Weakness in the automotive sector cut Canadian exports and imports of goods in January, Statistics Canada said this morning.
The merchandise trade surplus dipped slightly to $5.2 billion from $5.4 billion in December.
Exports totalled $31.8 billion, down 4.7% from December. Imports dropped to $26.6 billion, down 5%.
StatsCan noted that exports have declined in 7 of the last 10 months, and the 4.7% drop from December was the largest in nine months.
The agency said there were widespread decreases in both exports and imports with all of Canada’s principal trading areas in January, “a total reversal from December.”
The January surplus with the United States, Canada’s main trading partner, was $7.3 billion, down from $7.6 billion a month earlier. Exports fell 4% to $26 billion and imports dropped 4.2% to $18.7 billion.
Canada’s total trade deficit with countries other than the United States remained unchanged at $2.1 billion.
“After export values weakened throughout 2003, the first month of 2004 did little to improve the international trade outlook for Canadians, as exports values declined for every major commodity sector except energy products,” said StatsCan.

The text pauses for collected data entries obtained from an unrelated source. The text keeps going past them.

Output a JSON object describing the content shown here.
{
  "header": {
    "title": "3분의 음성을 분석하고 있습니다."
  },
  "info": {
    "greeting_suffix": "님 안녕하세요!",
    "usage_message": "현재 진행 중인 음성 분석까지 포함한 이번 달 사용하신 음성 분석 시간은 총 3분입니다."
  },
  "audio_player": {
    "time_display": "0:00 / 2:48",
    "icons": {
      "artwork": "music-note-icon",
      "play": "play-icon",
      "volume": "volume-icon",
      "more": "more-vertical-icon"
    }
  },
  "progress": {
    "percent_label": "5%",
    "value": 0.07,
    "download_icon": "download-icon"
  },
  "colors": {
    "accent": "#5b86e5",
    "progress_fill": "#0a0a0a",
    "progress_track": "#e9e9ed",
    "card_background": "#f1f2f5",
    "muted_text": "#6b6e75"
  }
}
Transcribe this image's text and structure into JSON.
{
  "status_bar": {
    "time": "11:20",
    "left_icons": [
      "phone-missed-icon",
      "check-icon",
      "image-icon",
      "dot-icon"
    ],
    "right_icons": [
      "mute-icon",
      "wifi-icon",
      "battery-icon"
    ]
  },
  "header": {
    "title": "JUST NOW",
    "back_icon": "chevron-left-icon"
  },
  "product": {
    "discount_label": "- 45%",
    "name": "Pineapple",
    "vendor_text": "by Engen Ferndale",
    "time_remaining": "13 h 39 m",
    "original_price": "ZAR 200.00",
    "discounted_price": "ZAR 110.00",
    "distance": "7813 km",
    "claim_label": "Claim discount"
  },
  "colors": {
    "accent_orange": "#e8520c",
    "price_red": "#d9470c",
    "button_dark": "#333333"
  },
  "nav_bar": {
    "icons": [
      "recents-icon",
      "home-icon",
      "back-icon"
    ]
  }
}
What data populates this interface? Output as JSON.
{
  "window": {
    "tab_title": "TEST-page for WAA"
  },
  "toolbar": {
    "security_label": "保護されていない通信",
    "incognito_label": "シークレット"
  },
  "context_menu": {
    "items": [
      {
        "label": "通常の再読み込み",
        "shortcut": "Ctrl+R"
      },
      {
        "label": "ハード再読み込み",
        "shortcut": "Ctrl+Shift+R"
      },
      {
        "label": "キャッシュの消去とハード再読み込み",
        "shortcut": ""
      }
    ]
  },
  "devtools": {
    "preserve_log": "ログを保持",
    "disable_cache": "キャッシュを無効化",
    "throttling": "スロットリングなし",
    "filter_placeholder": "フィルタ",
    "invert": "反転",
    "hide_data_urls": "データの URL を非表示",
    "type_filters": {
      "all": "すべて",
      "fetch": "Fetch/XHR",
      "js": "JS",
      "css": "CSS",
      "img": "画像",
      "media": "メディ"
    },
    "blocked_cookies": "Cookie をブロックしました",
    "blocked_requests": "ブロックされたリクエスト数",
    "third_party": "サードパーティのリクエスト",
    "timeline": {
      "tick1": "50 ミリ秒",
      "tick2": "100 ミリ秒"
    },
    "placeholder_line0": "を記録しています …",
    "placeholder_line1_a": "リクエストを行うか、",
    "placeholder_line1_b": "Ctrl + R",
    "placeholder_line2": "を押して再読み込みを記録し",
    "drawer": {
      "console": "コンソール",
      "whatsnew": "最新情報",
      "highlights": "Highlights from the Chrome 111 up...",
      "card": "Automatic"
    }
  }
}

Automotive exports, showing much volatility throughout the second half of 2003, have declined more than 10% in three of the last four months, as manufacturing plants and dealerships faced consumer uncertainty in the market.
January’s widespread weakness was led by an 11.4% drop in passenger cars, Canada’s largest automotive category. Trucks and motor vehicle parts declines were less severe, but more than offset December’s growth.
Today’s trade number hide a much uglier trade picture, economists say. They predict more cuts to interest rates cut are likely, as a result.
“This report is a classic case of the headline result disguising the bigger story,” says BMO Nesbitt Burns.
“There is no sense in beating around the bush — today’s merchandise trade report was quite simply dreadful,” offers TD Bank.
“Any beauty in Canada’s January trade surplus was only skin deep, as what was inside looked downright ugly,” chimes in CIBC World Markets.
Nesbitt says that the big shocker was that both exports and imports tumbled in the month, “the declines were across the board, with hefty drops in exports and imports of machinery & equipment.”
CIBC notes that the broad import drop signals weak domestic demand.
TD says “it is painfully obvious that Canada’s export sector is not yet out of the woods, still bogged down heavily by the impact of the stronger loonie. In fact, given today’s data, the unexpected rise in exports in the final quarter of 2004 already looks like a distant blip. And, although the outcome is still up in the air, this data does add to the odds that the Bank of Canada will cut rates again in April.”
“The weakness in two-way trade fits like a glove with our view that the Bank of Canada has more work to do in giving the economy some offsetting interest rate relief. Look for a quarter point rate cut in April, and another cut much later in the year, as growth falls short of the central bank’s forecast,” concludes Nesbitt.